She is frequently blue, very often black and blue, because she is always walking around with her head in the clouds. Early in her life, as a child, trauma caused her to disconnect from her physical body. She told her therapist that it was as if her spirit were floating ahead of her with her body bumping along on the ground behind her. This realization came to her in a dream and she was shocked. She had always had trouble with her weight, but it was her body that had the weight problem, not her. She saw them as separate entities, her body and herself. When her therapist said, not unkindly, "Olivia, what you are doing is a socially acceptable form of suicide," it shocked her to her core. She stood in front of the mirror that night, naked, and poked herself gently with her finger, surprised to feel the soft flesh of her stomach. She turned this way and that. She was nearly 50 years old and she was meeting her physical body for the very first time.
"Hello," she said shyly, and she looked in awe. Tears ran down her cheeks, this time not tears of sadness but tears of love, she felt a tenderness toward that which she had refused to recognize as her own. Her body had been subjected to so much abuse she did not believe that it was something that she could love. Socially acceptable form of suicide. Good Lord. She was not suicidal, she didn't want to die, she just wanted to rid herself of that which had caused her so much pain. She hid from it, she thought she had grown past the abuse, but it was there, lingering in her body still. The biggest shock of all was that the abuse was continuing, but this time it was self-inflicted, she was trying to kill it, and in doing so she was killing herself. The unrelenting pain was not the result of childhood abuse, it was a result of that which she held onto, however unconsciously. It was on that night that Olivia decided to take the first steps toward loving herself. She turned this way and that. She looked at her large dimpled thighs, her very large hips and bottom as she called it, only this time she looked at them as if they were a curiosity separate from herself. When she looked in the mirror she never saw herself as heavy because she had healed and grown enough to love herself and she was growing into the place where her spirit could no longer take the journey without the rest of her. Her body and soul needed to meet one another and make friends.
She began the journey that night, but it would be a long one because it was less about what she ate than the integration of these two parts of herself. It was a bumpier journey than she would realize and often it frightened her, but as time went along she began to change color, slowly, ever so slowly, and she found herself wrapping her arms around her body, hugging it, her heart expanding to encompass it. Her tears dried and she knew that she would make it, some way, some day, somehow.
It was on that night that she truly understood that having compassion for others without having it for herself was not true compassion, not in its fullest sense, for she had to love herself in order to love others, to understand them, and if she was to be of service to others she had to start with herself. She fell on her knees and prayed.

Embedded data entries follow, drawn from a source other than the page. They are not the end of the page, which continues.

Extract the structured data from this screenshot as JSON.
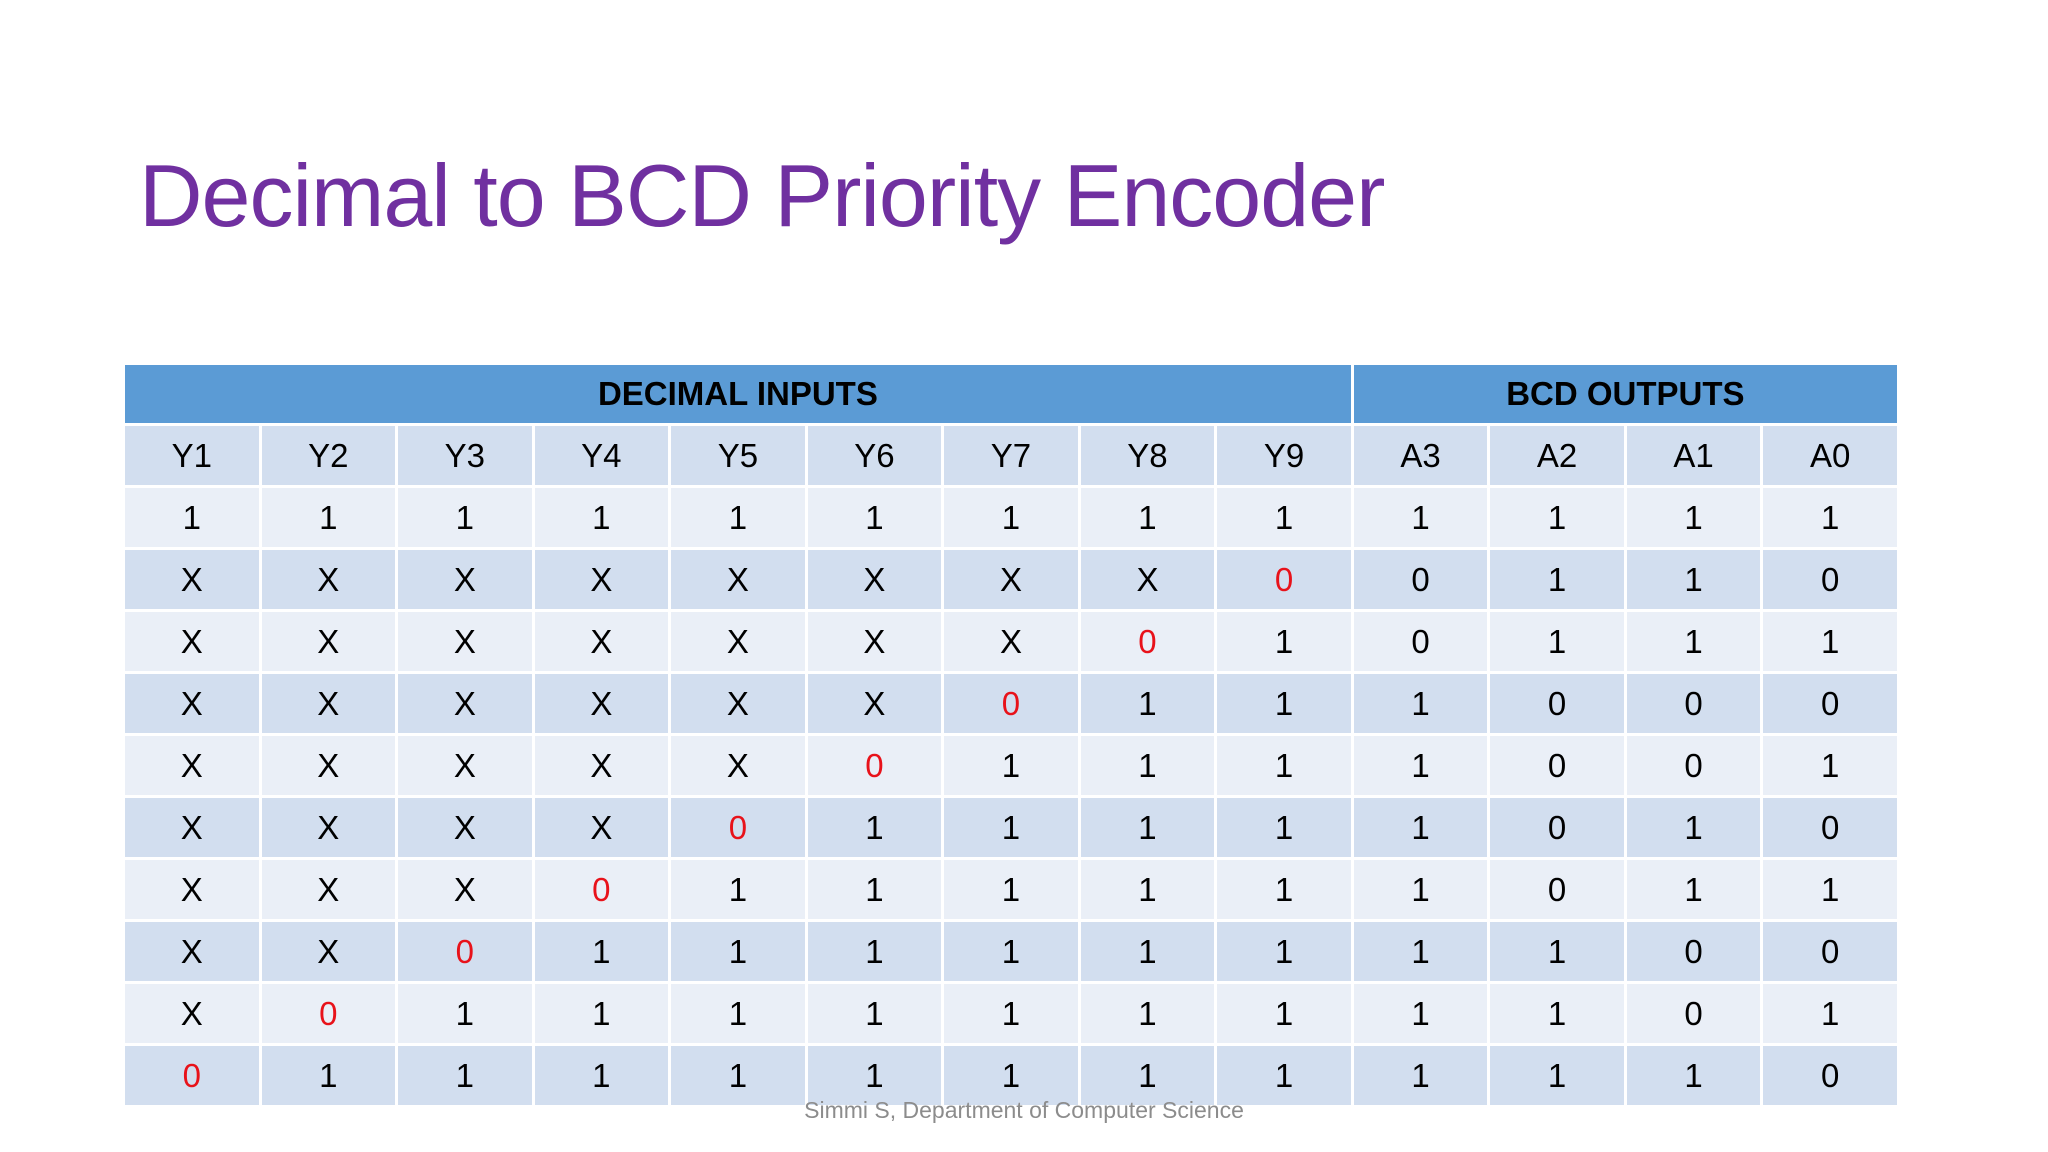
{
  "title": "Decimal to BCD Priority Encoder",
  "table": {
    "groups": [
      {
        "label": "DECIMAL INPUTS",
        "span": 9
      },
      {
        "label": "BCD OUTPUTS",
        "span": 4
      }
    ],
    "columns": [
      "Y1",
      "Y2",
      "Y3",
      "Y4",
      "Y5",
      "Y6",
      "Y7",
      "Y8",
      "Y9",
      "A3",
      "A2",
      "A1",
      "A0"
    ],
    "rows": [
      [
        "1",
        "1",
        "1",
        "1",
        "1",
        "1",
        "1",
        "1",
        "1",
        "1",
        "1",
        "1",
        "1"
      ],
      [
        "X",
        "X",
        "X",
        "X",
        "X",
        "X",
        "X",
        "X",
        "0",
        "0",
        "1",
        "1",
        "0"
      ],
      [
        "X",
        "X",
        "X",
        "X",
        "X",
        "X",
        "X",
        "0",
        "1",
        "0",
        "1",
        "1",
        "1"
      ],
      [
        "X",
        "X",
        "X",
        "X",
        "X",
        "X",
        "0",
        "1",
        "1",
        "1",
        "0",
        "0",
        "0"
      ],
      [
        "X",
        "X",
        "X",
        "X",
        "X",
        "0",
        "1",
        "1",
        "1",
        "1",
        "0",
        "0",
        "1"
      ],
      [
        "X",
        "X",
        "X",
        "X",
        "0",
        "1",
        "1",
        "1",
        "1",
        "1",
        "0",
        "1",
        "0"
      ],
      [
        "X",
        "X",
        "X",
        "0",
        "1",
        "1",
        "1",
        "1",
        "1",
        "1",
        "0",
        "1",
        "1"
      ],
      [
        "X",
        "X",
        "0",
        "1",
        "1",
        "1",
        "1",
        "1",
        "1",
        "1",
        "1",
        "0",
        "0"
      ],
      [
        "X",
        "0",
        "1",
        "1",
        "1",
        "1",
        "1",
        "1",
        "1",
        "1",
        "1",
        "0",
        "1"
      ],
      [
        "0",
        "1",
        "1",
        "1",
        "1",
        "1",
        "1",
        "1",
        "1",
        "1",
        "1",
        "1",
        "0"
      ]
    ],
    "highlight_cells": [
      [
        1,
        8
      ],
      [
        2,
        7
      ],
      [
        3,
        6
      ],
      [
        4,
        5
      ],
      [
        5,
        4
      ],
      [
        6,
        3
      ],
      [
        7,
        2
      ],
      [
        8,
        1
      ],
      [
        9,
        0
      ]
    ],
    "colors": {
      "header": "#5b9bd5",
      "row_dark": "#d2deef",
      "row_light": "#eaeff7",
      "highlight_text": "#e8121a",
      "title": "#7030a0"
    }
  },
  "footer": "Simmi S, Department of Computer Science"
}
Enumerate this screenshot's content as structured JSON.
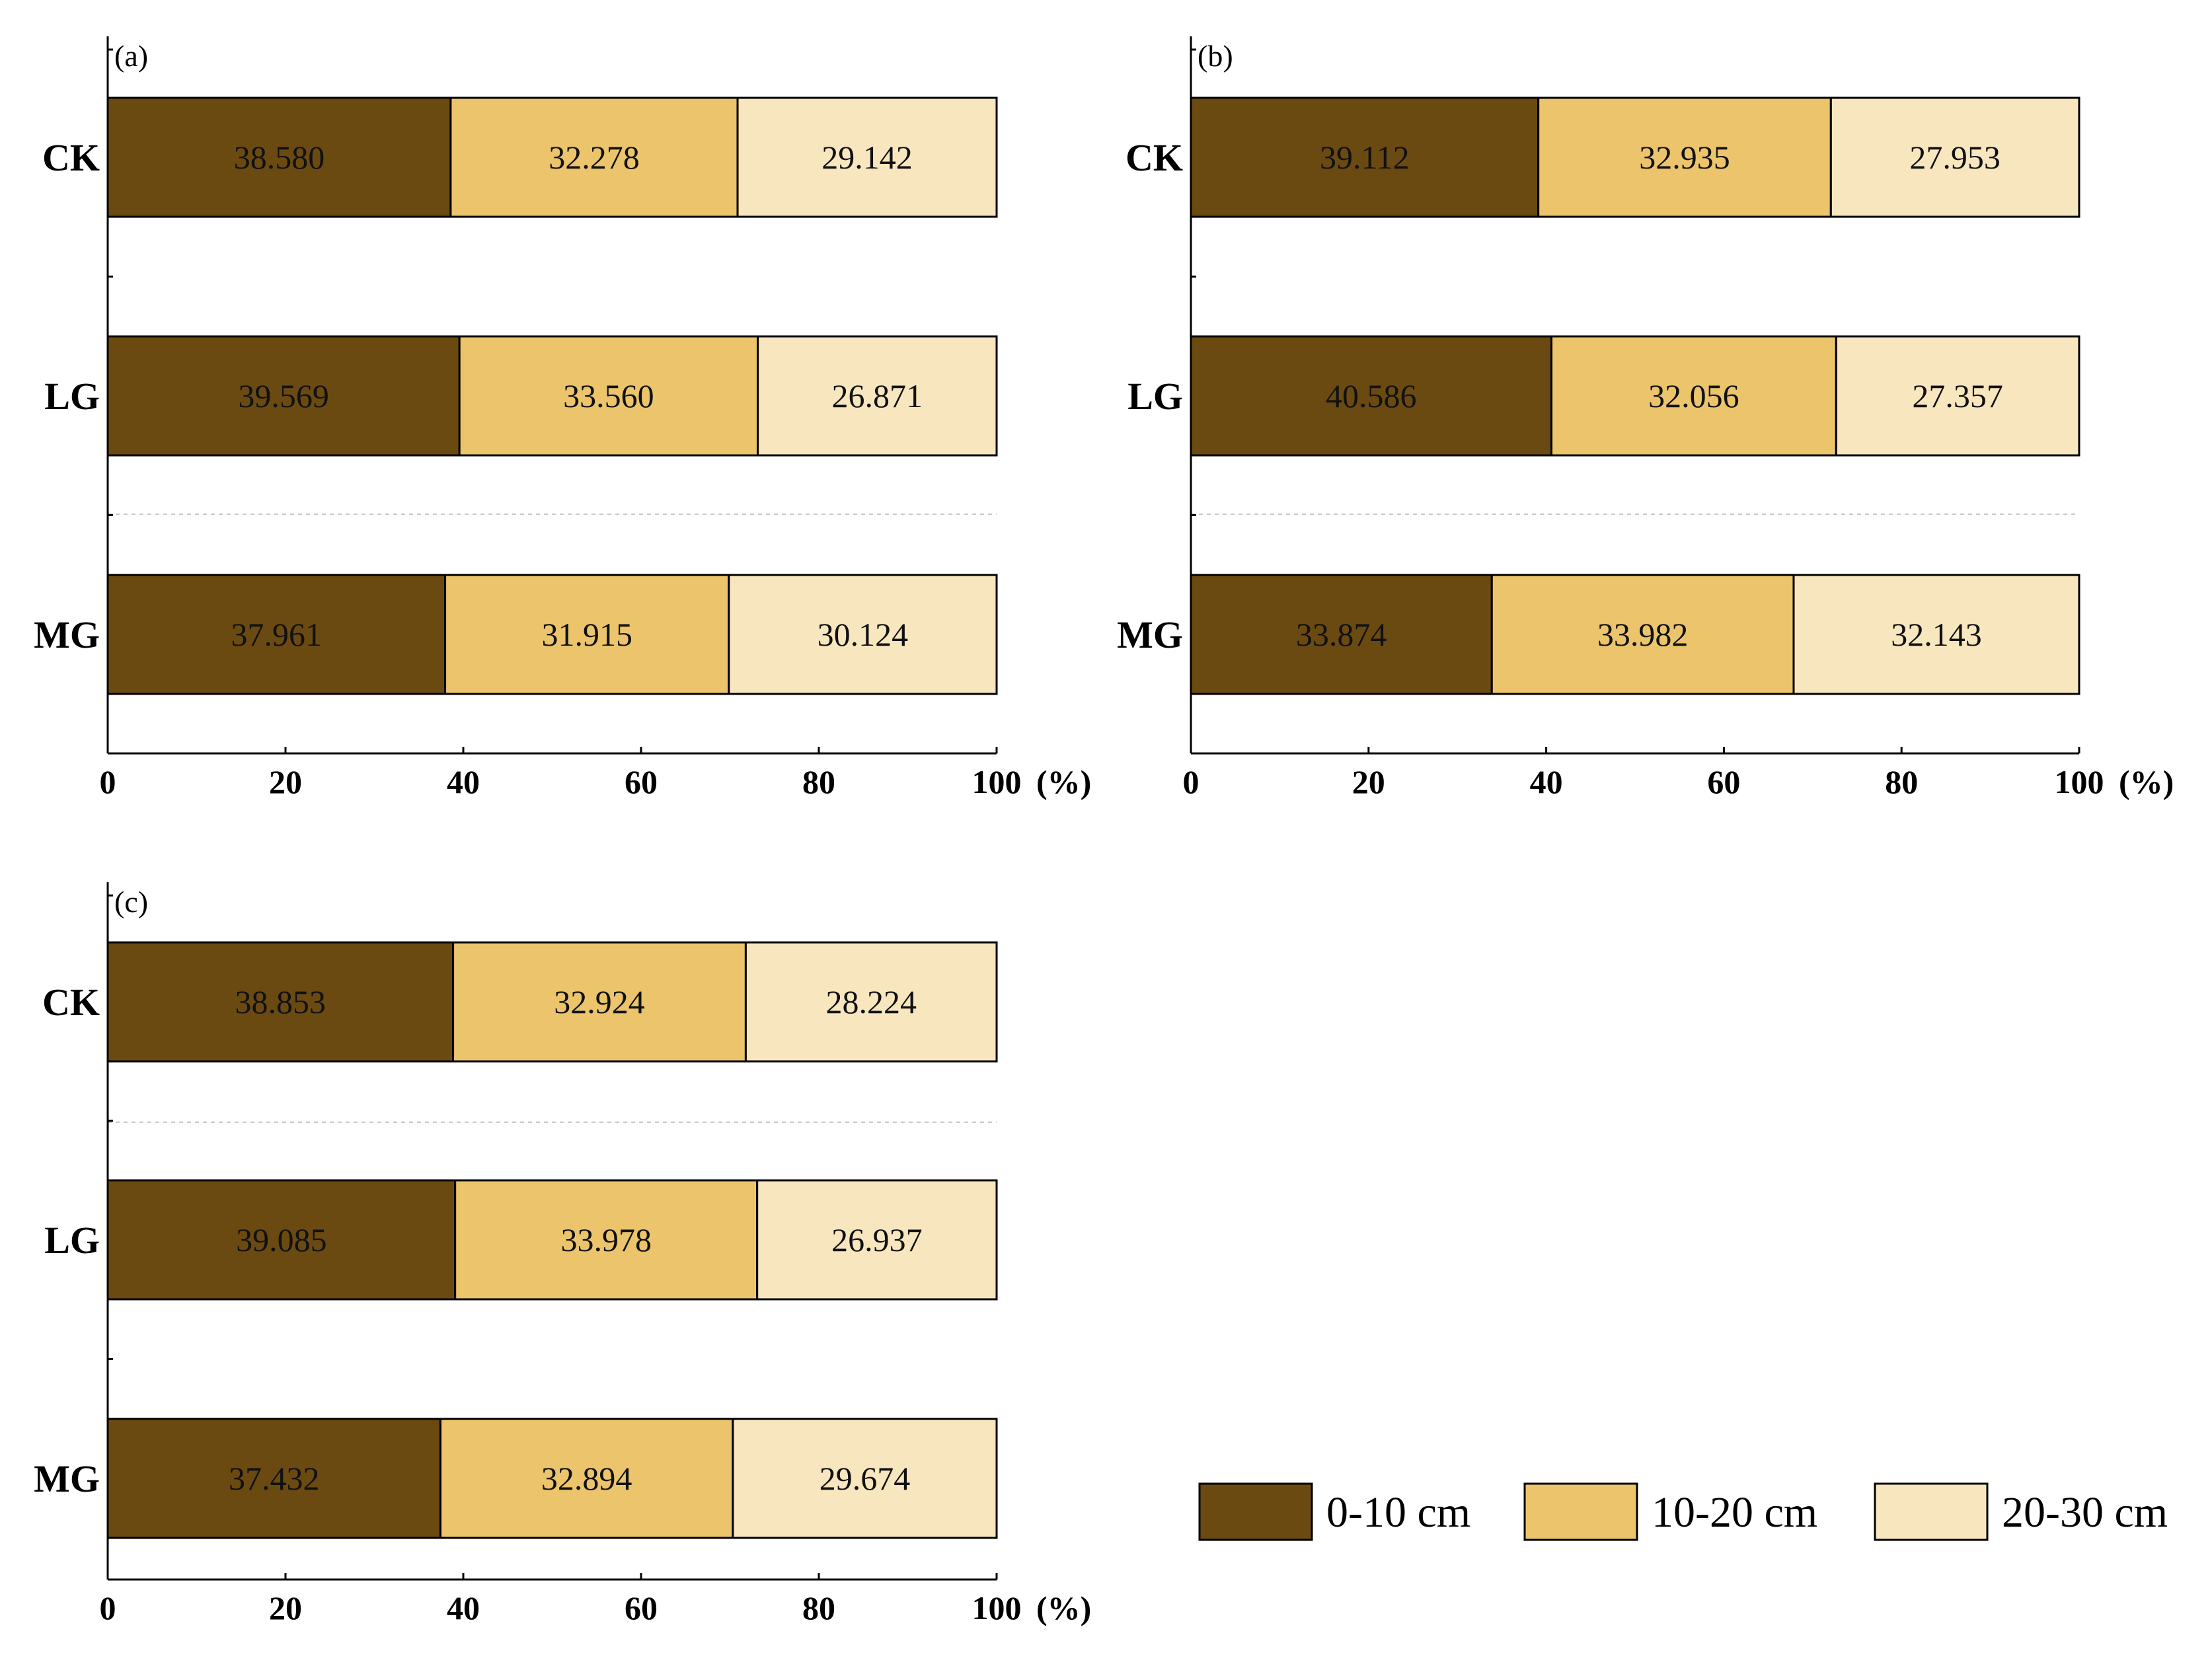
{
  "chart_data": [
    {
      "type": "bar",
      "orientation": "horizontal",
      "stacked": true,
      "panel": "(a)",
      "categories": [
        "CK",
        "LG",
        "MG"
      ],
      "series": [
        {
          "name": "0-10 cm",
          "values": [
            38.58,
            39.569,
            37.961
          ],
          "labels": [
            "38.580",
            "39.569",
            "37.961"
          ]
        },
        {
          "name": "10-20 cm",
          "values": [
            32.278,
            33.56,
            31.915
          ],
          "labels": [
            "32.278",
            "33.560",
            "31.915"
          ]
        },
        {
          "name": "20-30 cm",
          "values": [
            29.142,
            26.871,
            30.124
          ],
          "labels": [
            "29.142",
            "26.871",
            "30.124"
          ]
        }
      ],
      "xlim": [
        0,
        100
      ],
      "xticks": [
        "0",
        "20",
        "40",
        "60",
        "80",
        "100"
      ],
      "xunit": "(%)"
    },
    {
      "type": "bar",
      "orientation": "horizontal",
      "stacked": true,
      "panel": "(b)",
      "categories": [
        "CK",
        "LG",
        "MG"
      ],
      "series": [
        {
          "name": "0-10 cm",
          "values": [
            39.112,
            40.586,
            33.874
          ],
          "labels": [
            "39.112",
            "40.586",
            "33.874"
          ]
        },
        {
          "name": "10-20 cm",
          "values": [
            32.935,
            32.056,
            33.982
          ],
          "labels": [
            "32.935",
            "32.056",
            "33.982"
          ]
        },
        {
          "name": "20-30 cm",
          "values": [
            27.953,
            27.357,
            32.143
          ],
          "labels": [
            "27.953",
            "27.357",
            "32.143"
          ]
        }
      ],
      "xlim": [
        0,
        100
      ],
      "xticks": [
        "0",
        "20",
        "40",
        "60",
        "80",
        "100"
      ],
      "xunit": "(%)"
    },
    {
      "type": "bar",
      "orientation": "horizontal",
      "stacked": true,
      "panel": "(c)",
      "categories": [
        "CK",
        "LG",
        "MG"
      ],
      "series": [
        {
          "name": "0-10 cm",
          "values": [
            38.853,
            39.085,
            37.432
          ],
          "labels": [
            "38.853",
            "39.085",
            "37.432"
          ]
        },
        {
          "name": "10-20 cm",
          "values": [
            32.924,
            33.978,
            32.894
          ],
          "labels": [
            "32.924",
            "33.978",
            "32.894"
          ]
        },
        {
          "name": "20-30 cm",
          "values": [
            28.224,
            26.937,
            29.674
          ],
          "labels": [
            "28.224",
            "26.937",
            "29.674"
          ]
        }
      ],
      "xlim": [
        0,
        100
      ],
      "xticks": [
        "0",
        "20",
        "40",
        "60",
        "80",
        "100"
      ],
      "xunit": "(%)"
    }
  ],
  "legend": {
    "placement": "bottom-right",
    "items": [
      {
        "label": "0-10 cm",
        "color": "#6b4a12"
      },
      {
        "label": "10-20 cm",
        "color": "#ebc46c"
      },
      {
        "label": "20-30 cm",
        "color": "#f8e6bf"
      }
    ]
  }
}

Olivia talked a lot about the present moment, but she could only be present if she let go of the past and tended to the now. She remembered the line from the Dr. Seuss book that she had read to her children, read so often she had memorized it. "The time has come, the time is now, Marvin K. Mooney will you please go now." It was Olivia's time to go, to leave the place of the land of disconnect and travel to the land of integration. What a strange and wonderful world she began to find as the two halves of herself began to come together. She was no longer black and blue, she was all the colors of the rainbow, and for the first time in her life she felt beautiful inside and out. It was when she began to walk in the world as a whole woman, heart, mind, body and soul woven together as one that she could do the work she was born to do. She looked at others, now, with true compassion, and she never looked back again. Divine acceptance of herself was the key to the door she had never been able to unlock. She opened the door and went inside. She was home.